Funding was of main concern. Gas tax money could be used, but it was voiced that the money in the gas tax fund could be better spent fixing city roads rather than mass-replacing the poles; a project that would cost an estimated $130,000.

“There are a couple things that concern me in this project, and that is the gas tax dollars,” stated Gina Belforte, who commented as a resident of F section because of her proximity to the proposed project. “Gas tax dollars are used for road replacement, and right now there are severe potholes that need to be fixed. The question really comes to: do we want to use these funds on road repair that we are in dire need of, or do we want to replace the lights?”
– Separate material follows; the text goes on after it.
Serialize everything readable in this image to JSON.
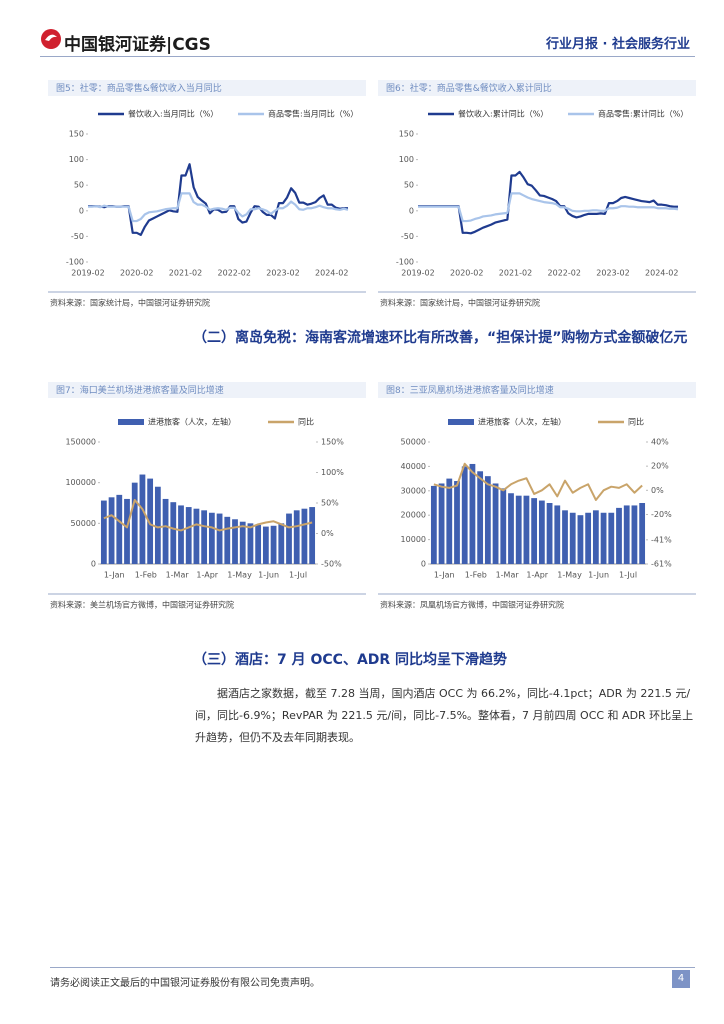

She argued that yes, the poles needed to be replaced, but waiting any longer to fix the city’s roads would result in a poor use of city money. The lights, she said, could be replaced as needed.

“One of the most complaints I’ve had is about these poles falling down. I don’t want to replace wooden poles that are falling down with more wooden poles that are going to be falling down,” said Councilwoman Pam Stafford, who agreed with using the new LED Cobra Head lights. “I also don’t want to spend any general fund money. If we have gas tax that we can use, and we have failing poles, then that’s what we need to do.”

The question was raised of whether or not to use Casino Mitigation Funds for the proposed project, but because of the non-guaranteed nature of such funds, the funding option was considered, but not readily embraced.

The project as it was drafted fell short with a 2-2 tie. Councilmember Jake Mackenzie suggested a new motion, which councilmembers eventually voted 4-0 on.

“The motion would be to a) begin design on the pole replacement project that would replace them with cobra head fixtures, b) to replace them on an as-needed basis through 2016, and c) explore and report back different funding sources,” Mackenzie recommended.

Although Barnes did not have the cost of replacing a single pole at the time, it was estimated that the large industrial poles recently replaced on Wilfred Avenue cost about $4,000 to install.

“I think that it’s a great idea if we can go in and take out 150 poles and replace them all at once,” stated Mayor Joseph Callinan after voting. “That’s great in an ideal economic situation. But we’re not in that ideal economic situation. We have roads that we need to work on. I think that would be our best economic move right now.”